2- Ne tür bir iş gücü var ve kaça çalışırlar?
3- Şu anda ve gelecekte şirketin mallarını alabilecek paraya sahip kaç alıcı var?
Bu sorulara girişimci kimlik ve kişiliğinin oluşturduğu rol bilinci üzerinden cevap verip iş yapma tarzını geliştirir. Kimliğin tanımı kısaca kendimize biçtiğimiz değerdir. Kendimizi nasıl görüyoruz, hangi konumda olduğumuzu düşünüyoruz, ne olduğunda mutlu oluyoruz? Para kazandığımızda varlıklı olduğumuzda kendimizi daha güçlü ve özgür olarak mı görüyoruz? Başarılı olmanın getirdiği haz bizim değer dünyamızı çeşitlendirip renkli hâle mi getiriyor?
Girişimci, risk alıp cesaretle iş yapıp para kazanmayı öncelikli bir kimlik tanımlaması içerisine yerleştirir. Ardından başarı ve gurur için çalışmak ve girişimde bulunmak ister. Kimlik tanımı girişimci için hayatta kalma refleksi içinde yapılır. Kimlik tanımının farkında olmak ve değişen şartlara göre yorumlamak girişimcinin rolünü sağlıklı oluşturmasını sağlar.
Kişilik ise etrafın, başkalarının bizi nasıl gördüğü ve bize biçtiği değerdir. Girişimcinin kişilik özelliklerinde; en uygun kaynakların kullanılıp en iyi ürün ve hizmetleri üretmek için üstün bir organizasyon ve yönetme yeteneğine sahip olma, herkesin kazançlı çıkacağı bir ekonomik sistem oluşturma, toplumsal gereksinimleri karşılama, istihdam, vergi gelirleri oluşturma, ekonomik büyümeyi sağlama öncelikle öne çıkar.

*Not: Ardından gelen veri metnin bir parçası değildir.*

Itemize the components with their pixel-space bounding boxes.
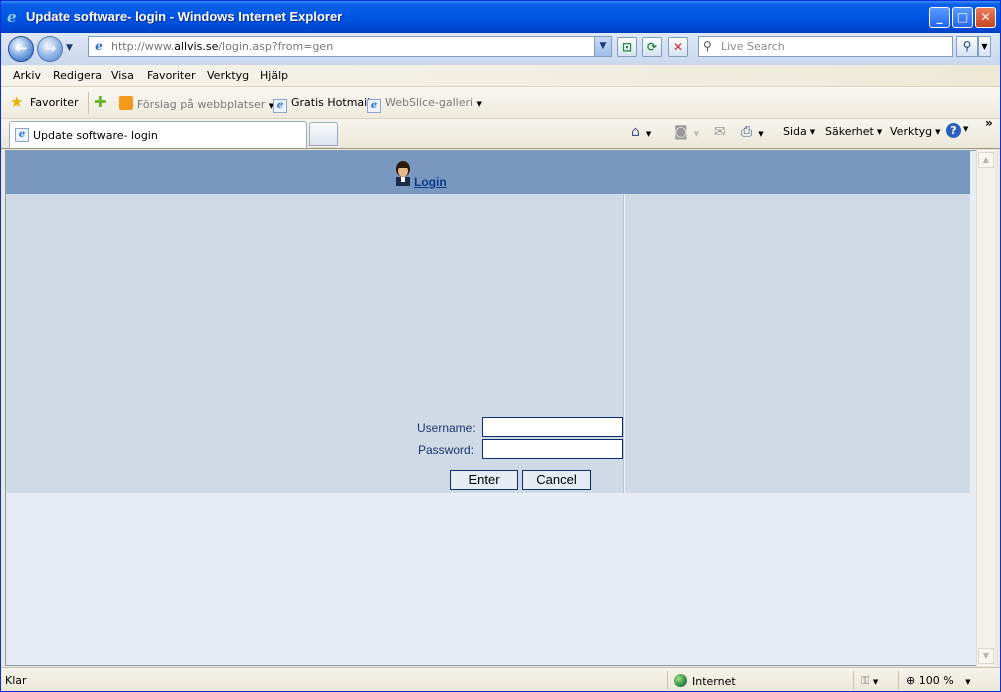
compatibility-view-icon[interactable]: ⊡	[617, 37, 637, 57]
help-dropdown-icon[interactable]: ▼	[963, 125, 968, 133]
status-text: Klar	[5, 674, 27, 687]
address-dropdown-icon[interactable]: ▼	[594, 37, 611, 56]
ie-logo-icon: e	[7, 8, 17, 26]
username-input[interactable]	[482, 417, 623, 437]
tab-ie-icon: e	[15, 128, 29, 142]
chevron-more-icon[interactable]: »	[985, 116, 993, 130]
feeds-icon[interactable]: ◙ ▼	[674, 124, 699, 140]
status-separator	[898, 671, 899, 689]
window-title: Update software- login - Windows Interne…	[26, 9, 343, 24]
search-placeholder: Live Search	[721, 40, 785, 53]
vertical-scrollbar[interactable]: ▲ ▼	[976, 150, 995, 666]
maximize-button[interactable]: □	[952, 7, 973, 28]
tools-menu[interactable]: Verktyg ▼	[890, 125, 941, 138]
zoom-control[interactable]: ⊕ 100 % ▼	[906, 674, 971, 687]
header-band: Login	[6, 151, 970, 194]
tab-label: Update software- login	[33, 129, 158, 142]
menu-hjalp[interactable]: Hjälp	[260, 69, 288, 82]
favorites-bar: ★ Favoriter ✚ Förslag på webbplatser ▼ e…	[1, 87, 1000, 119]
scroll-down-icon[interactable]: ▼	[978, 648, 994, 664]
search-options-dropdown-icon[interactable]: ▼	[978, 36, 991, 57]
zoom-icon: ⊕	[906, 674, 916, 687]
new-tab-button[interactable]	[309, 122, 338, 146]
mail-icon[interactable]: ✉	[714, 124, 726, 140]
menu-arkiv[interactable]: Arkiv	[13, 69, 41, 82]
print-icon[interactable]: ⎙ ▼	[741, 124, 764, 140]
toolbar-separator	[88, 92, 89, 114]
protected-mode-icon[interactable]: ⚿ ▼	[861, 674, 878, 688]
fav-item-webslice[interactable]: e WebSlice-galleri ▼	[367, 96, 482, 113]
refresh-icon[interactable]: ⟳	[642, 37, 662, 57]
security-zone[interactable]: Internet	[674, 674, 736, 688]
fav-item-suggested-sites[interactable]: Förslag på webbplatser ▼	[119, 96, 274, 111]
login-link[interactable]: Login	[414, 175, 447, 189]
scroll-up-icon[interactable]: ▲	[978, 152, 994, 168]
enter-button[interactable]: Enter	[450, 470, 518, 490]
home-icon[interactable]: ⌂ ▼	[631, 124, 651, 140]
menu-favoriter[interactable]: Favoriter	[147, 69, 195, 82]
menu-redigera[interactable]: Redigera	[53, 69, 102, 82]
page-icon: e	[95, 39, 103, 53]
menu-visa[interactable]: Visa	[111, 69, 134, 82]
address-url[interactable]: http://www.allvis.se/login.asp?from=gen	[111, 40, 333, 53]
tab-update-software-login[interactable]: e Update software- login	[9, 121, 307, 148]
fav-item-hotmail[interactable]: e Gratis Hotmail	[273, 96, 370, 113]
address-field[interactable]: e http://www.allvis.se/login.asp?from=ge…	[88, 36, 612, 57]
forward-button[interactable]: →	[37, 36, 63, 62]
status-separator	[853, 671, 854, 689]
cancel-button[interactable]: Cancel	[522, 470, 591, 490]
title-bar: e Update software- login - Windows Inter…	[1, 1, 1000, 33]
favorites-star-icon: ★	[10, 93, 24, 111]
safety-menu[interactable]: Säkerhet ▼	[825, 125, 882, 138]
back-button[interactable]: ←	[8, 36, 34, 62]
password-label: Password:	[418, 443, 475, 457]
minimize-button[interactable]: _	[929, 7, 950, 28]
close-button[interactable]: ✕	[975, 7, 996, 28]
hotmail-ie-icon: e	[273, 99, 287, 113]
menu-bar: Arkiv Redigera Visa Favoriter Verktyg Hj…	[1, 65, 1000, 87]
panel-divider	[623, 194, 625, 493]
stop-icon[interactable]: ✕	[668, 37, 688, 57]
globe-icon	[674, 674, 687, 687]
browser-window: e Update software- login - Windows Inter…	[0, 0, 1001, 692]
page-content: Login Username: Password: Enter Cancel	[5, 150, 980, 666]
history-dropdown-icon[interactable]: ▼	[66, 43, 73, 53]
favorites-button[interactable]: Favoriter	[30, 96, 78, 109]
status-bar: Klar Internet ⚿ ▼ ⊕ 100 % ▼	[1, 667, 1000, 691]
password-input[interactable]	[482, 439, 623, 459]
tab-row: e Update software- login » ⌂ ▼ ◙ ▼ ✉ ⎙ ▼ Si…	[1, 116, 1000, 149]
webslice-ie-icon: e	[367, 99, 381, 113]
search-icon: ⚲	[703, 39, 712, 53]
help-icon[interactable]: ?	[946, 123, 961, 138]
search-field[interactable]: ⚲ Live Search	[698, 36, 953, 57]
page-menu[interactable]: Sida ▼	[783, 125, 815, 138]
status-separator	[667, 671, 668, 689]
search-go-button[interactable]: ⚲	[956, 36, 978, 57]
menu-verktyg[interactable]: Verktyg	[207, 69, 249, 82]
user-avatar-icon	[396, 161, 410, 186]
username-label: Username:	[417, 421, 476, 435]
suggested-sites-icon	[119, 96, 133, 110]
address-toolbar: ← → ▼ e http://www.allvis.se/login.asp?f…	[1, 33, 1000, 65]
add-favorite-icon[interactable]: ✚	[94, 93, 107, 111]
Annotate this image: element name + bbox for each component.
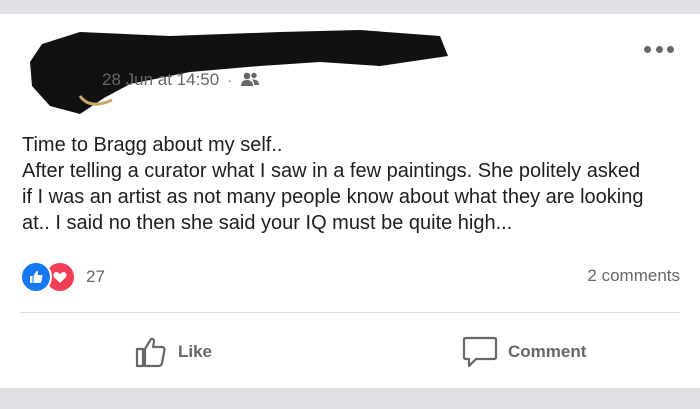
- comment-button[interactable]: Comment: [462, 334, 586, 370]
- comment-label: Comment: [508, 342, 587, 361]
- friends-icon[interactable]: [240, 71, 260, 89]
- post-timestamp[interactable]: 28 Jun at 14:50: [102, 70, 219, 90]
- like-label: Like: [178, 342, 213, 361]
- more-options-icon[interactable]: [644, 44, 674, 54]
- reactions-summary[interactable]: 27: [20, 261, 105, 293]
- like-button[interactable]: Like: [134, 334, 212, 370]
- meta-separator: ·: [227, 72, 232, 88]
- comment-icon: [462, 336, 498, 368]
- post-meta: 28 Jun at 14:50 ·: [102, 70, 260, 90]
- post-line: at.. I said no then she said your IQ mus…: [22, 212, 513, 234]
- actions-divider: [20, 312, 680, 313]
- post-line: After telling a curator what I saw in a …: [22, 160, 641, 182]
- thumbs-up-icon: [135, 337, 166, 368]
- reaction-count: 27: [86, 267, 105, 286]
- like-reaction-icon: [20, 261, 52, 293]
- comments-count[interactable]: 2 comments: [587, 266, 680, 286]
- post-text: Time to Bragg about my self.. After tell…: [22, 132, 686, 236]
- post-line: Time to Bragg about my self..: [22, 134, 283, 156]
- post-line: if I was an artist as not many people kn…: [22, 186, 644, 208]
- post-card: 28 Jun at 14:50 · Time to Bragg about my…: [0, 14, 700, 388]
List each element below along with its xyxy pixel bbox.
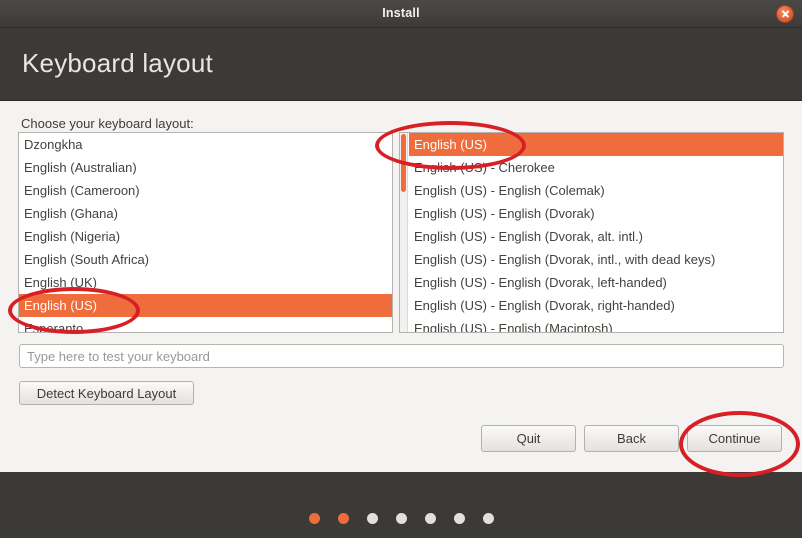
variant-list-item[interactable]: English (US) - English (Dvorak, left-han… [409,271,783,294]
variant-list-item[interactable]: English (US) - English (Dvorak, intl., w… [409,248,783,271]
language-list-item[interactable]: English (Nigeria) [19,225,392,248]
language-list-item[interactable]: Esperanto [19,317,392,332]
main-content: Choose your keyboard layout: Dzongkha Eng… [0,100,802,472]
language-list-item[interactable]: English (Cameroon) [19,179,392,202]
install-window: Install Keyboard layout Choose your keyb… [0,0,802,538]
page-footer [0,472,802,538]
window-titlebar: Install [0,0,802,28]
language-list-item[interactable]: English (Australian) [19,156,392,179]
variant-list-item[interactable]: English (US) - English (Dvorak, alt. int… [409,225,783,248]
progress-dot [424,513,436,524]
close-icon[interactable] [776,5,794,23]
keyboard-language-list[interactable]: Dzongkha English (Australian) English (Cam… [18,132,393,333]
variant-list-item[interactable]: English (US) - Cherokee [409,156,783,179]
progress-dot [395,513,407,524]
progress-dot [366,513,378,524]
progress-dot [453,513,465,524]
variant-list-item[interactable]: English (US) - English (Dvorak, right-ha… [409,294,783,317]
variant-list-scrollbar[interactable] [400,133,408,332]
quit-button[interactable]: Quit [481,425,576,452]
variant-list-item[interactable]: English (US) - English (Macintosh) [409,317,783,332]
detect-keyboard-layout-button[interactable]: Detect Keyboard Layout [19,381,194,405]
back-button[interactable]: Back [584,425,679,452]
continue-button[interactable]: Continue [687,425,782,452]
progress-dot [308,513,320,524]
page-title: Keyboard layout [22,48,213,78]
progress-dot [337,513,349,524]
language-list-item[interactable]: English (South Africa) [19,248,392,271]
keyboard-variant-list[interactable]: English (US) English (US) - Cherokee Engli… [399,132,784,333]
language-list-item[interactable]: English (UK) [19,271,392,294]
keyboard-test-input[interactable] [19,344,784,368]
progress-dot [482,513,494,524]
variant-list-item[interactable]: English (US) [409,133,783,156]
page-header: Keyboard layout [0,28,802,100]
variant-list-scroll-thumb[interactable] [401,134,406,192]
language-list-item[interactable]: Dzongkha [19,133,392,156]
choose-layout-label: Choose your keyboard layout: [21,116,194,131]
variant-list-item[interactable]: English (US) - English (Dvorak) [409,202,783,225]
language-list-item[interactable]: English (Ghana) [19,202,392,225]
progress-dots [0,513,802,524]
variant-list-item[interactable]: English (US) - English (Colemak) [409,179,783,202]
language-list-item[interactable]: English (US) [19,294,392,317]
window-title: Install [382,6,420,20]
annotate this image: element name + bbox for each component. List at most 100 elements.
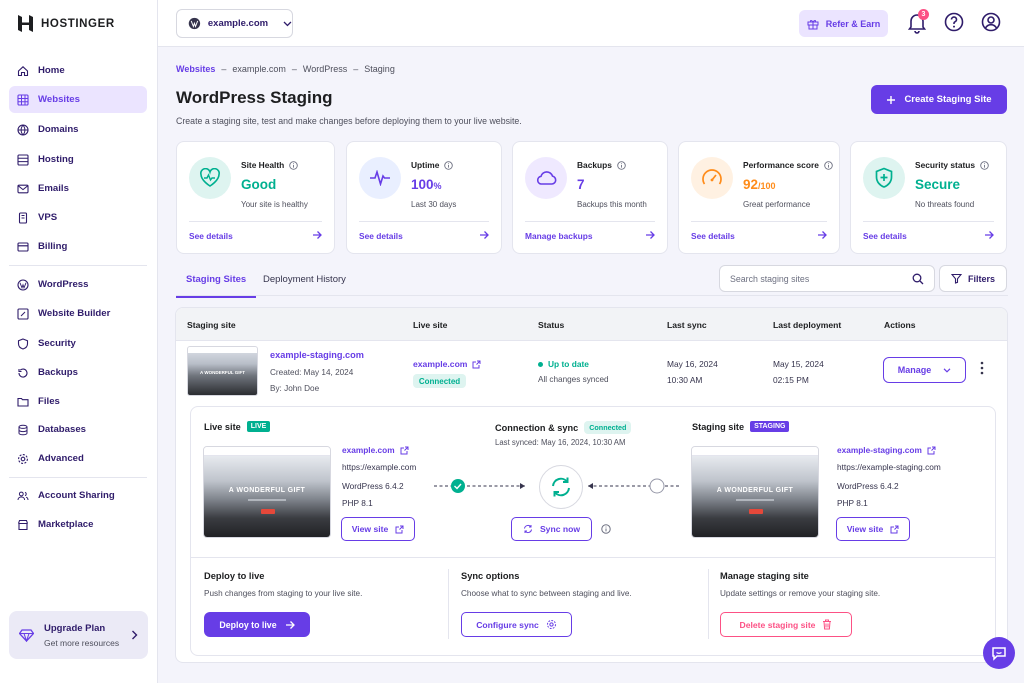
diamond-icon [19,628,34,642]
arrow-right-icon[interactable] [645,230,655,240]
upgrade-plan-card[interactable]: Upgrade Plan Get more resources [9,611,148,659]
sidebar-item-vps[interactable]: VPS [9,204,147,231]
card-subtitle: Your site is healthy [241,200,308,209]
account-button[interactable] [981,12,1001,32]
view-site-label: View site [351,524,389,534]
sidebar-item-website-builder[interactable]: Website Builder [9,300,147,327]
websites-icon [17,93,29,106]
sidebar-item-account-sharing[interactable]: Account Sharing [9,482,147,509]
globe-icon [17,123,29,136]
help-icon [944,12,964,32]
arrow-right-icon[interactable] [312,230,322,240]
sidebar-item-websites[interactable]: Websites [9,86,147,113]
manage-button[interactable]: Manage [883,357,966,383]
sidebar-item-wordpress[interactable]: WordPress [9,271,147,298]
external-link-icon [400,446,409,455]
site-health-icon-circle [189,157,231,199]
view-live-site-button[interactable]: View site [341,517,415,541]
external-link-icon [472,360,481,368]
breadcrumb-websites[interactable]: Websites [176,64,215,74]
pulse-icon [370,170,390,186]
card-value-suffix: /100 [758,181,776,191]
live-site-preview: A WONDERFUL GIFT [203,446,331,538]
card-link[interactable]: Manage backups [525,231,593,241]
sidebar-item-label: Advanced [38,453,84,464]
sidebar-item-emails[interactable]: Emails [9,175,147,202]
manage-staging-title: Manage staging site [720,571,809,581]
configure-sync-button[interactable]: Configure sync [461,612,572,637]
sidebar-item-backups[interactable]: Backups [9,359,147,386]
staging-sites-table: Staging site Live site Status Last sync … [175,307,1008,663]
sidebar-item-hosting[interactable]: Hosting [9,146,147,173]
arrow-right-icon[interactable] [479,230,489,240]
card-link[interactable]: See details [691,231,735,241]
action-separator [448,569,449,639]
sidebar-item-security[interactable]: Security [9,330,147,357]
sidebar-item-billing[interactable]: Billing [9,233,147,260]
detail-divider [191,557,995,558]
home-icon [17,65,29,76]
card-link[interactable]: See details [359,231,403,241]
card-subtitle: Great performance [743,200,811,209]
staging-site-domain-link[interactable]: example-staging.com [837,442,941,459]
configure-sync-label: Configure sync [476,619,539,630]
card-value-text: 92 [743,177,759,192]
card-value-text: 7 [577,177,585,192]
help-button[interactable] [944,12,964,32]
column-header-actions: Actions [884,320,916,330]
sync-status-indicator [539,465,583,509]
live-site-title: Live site LIVE [204,421,271,432]
refer-earn-button[interactable]: Refer & Earn [799,10,888,37]
deploy-to-live-button[interactable]: Deploy to live [204,612,310,637]
arrow-right-icon[interactable] [984,230,994,240]
sync-now-button[interactable]: Sync now [511,517,592,541]
card-link[interactable]: See details [863,231,907,241]
sidebar-item-marketplace[interactable]: Marketplace [9,511,147,538]
live-preview-hero-text: A WONDERFUL GIFT [228,487,306,494]
live-site-domain-link[interactable]: example.com [342,442,416,459]
sidebar-item-databases[interactable]: Databases [9,416,147,443]
card-link[interactable]: See details [189,231,233,241]
breadcrumb-section[interactable]: WordPress [303,64,347,74]
info-icon[interactable] [601,524,611,534]
breadcrumb-separator: – [291,64,297,74]
chevron-right-icon [132,630,138,640]
filters-button[interactable]: Filters [939,265,1007,292]
view-staging-site-button[interactable]: View site [836,517,910,541]
more-options-button[interactable] [980,361,984,375]
shield-plus-icon [875,167,893,188]
staging-site-created: Created: May 14, 2024 [270,368,354,377]
card-divider [691,221,827,222]
shield-icon [17,337,29,350]
sidebar-item-label: Hosting [38,154,74,165]
site-health-card: Site Health Good Your site is healthy Se… [176,141,335,254]
info-icon [980,160,989,170]
chat-support-button[interactable] [983,637,1015,669]
sidebar-item-home[interactable]: Home [9,57,147,84]
staging-site-name-link[interactable]: example-staging.com [270,350,364,360]
sidebar-item-label: Domains [38,124,79,135]
tab-deployment-history[interactable]: Deployment History [263,274,346,285]
brand-logo[interactable]: HOSTINGER [18,15,115,32]
tab-staging-sites[interactable]: Staging Sites [175,274,257,298]
connection-badge: Connected [584,421,632,434]
domain-selector[interactable]: example.com [176,9,293,38]
card-divider [525,221,655,222]
staging-site-info: example-staging.com https://example-stag… [837,442,941,512]
live-site-link[interactable]: example.com [413,359,481,369]
create-staging-site-button[interactable]: Create Staging Site [871,85,1007,114]
sidebar: HOSTINGER Home Websites Domains Hosting … [0,0,158,683]
sidebar-item-domains[interactable]: Domains [9,116,147,143]
table-header: Staging site Live site Status Last sync … [176,308,1007,341]
trash-icon [823,619,832,630]
search-input[interactable]: Search staging sites [719,265,935,292]
breadcrumb-domain[interactable]: example.com [232,64,286,74]
delete-staging-site-button[interactable]: Delete staging site [720,612,852,637]
last-sync-time: 10:30 AM [667,375,703,385]
sidebar-item-files[interactable]: Files [9,388,147,415]
connected-badge: Connected [413,374,466,388]
sidebar-item-advanced[interactable]: Advanced [9,445,147,472]
arrow-right-icon[interactable] [817,230,827,240]
card-divider [359,221,489,222]
backups-card: Backups 7 Backups this month Manage back… [512,141,668,254]
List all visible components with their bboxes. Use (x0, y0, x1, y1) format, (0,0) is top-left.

Kimlik ve kişiliğin birbiriyle kurduğu ilişki sonucundan girişimcinin rolü ortaya çıkar. Önemli olan bu ilişkinin dengelenmesidir. Denge oluşmuyorsa girişimcilik rolünde krizler oluşmaya başlar. Sadece kâr amacını düşünüp çalışanını çevresini kasıp kavuran bir anlayış içerisinde gelişen bir rol denge oluşturamayacak ama ferdi ama sosyal krizlere neden olacaktır. Tam zıttı bir konumda ise etrafını kendisinden daha fazla düşünüyorsa, sosyal ilişkilerine daha çok zaman harcayıp kendi işi ile ilgilenmiyorsa yine belirlediği rolü düzgün kuramamış oluyor. Bu nedenlerle girişimci rolünü kendi değerleri ile etrafının kendisine biçtiği değerler arasında bir denge kurarak oluşturmalıdır.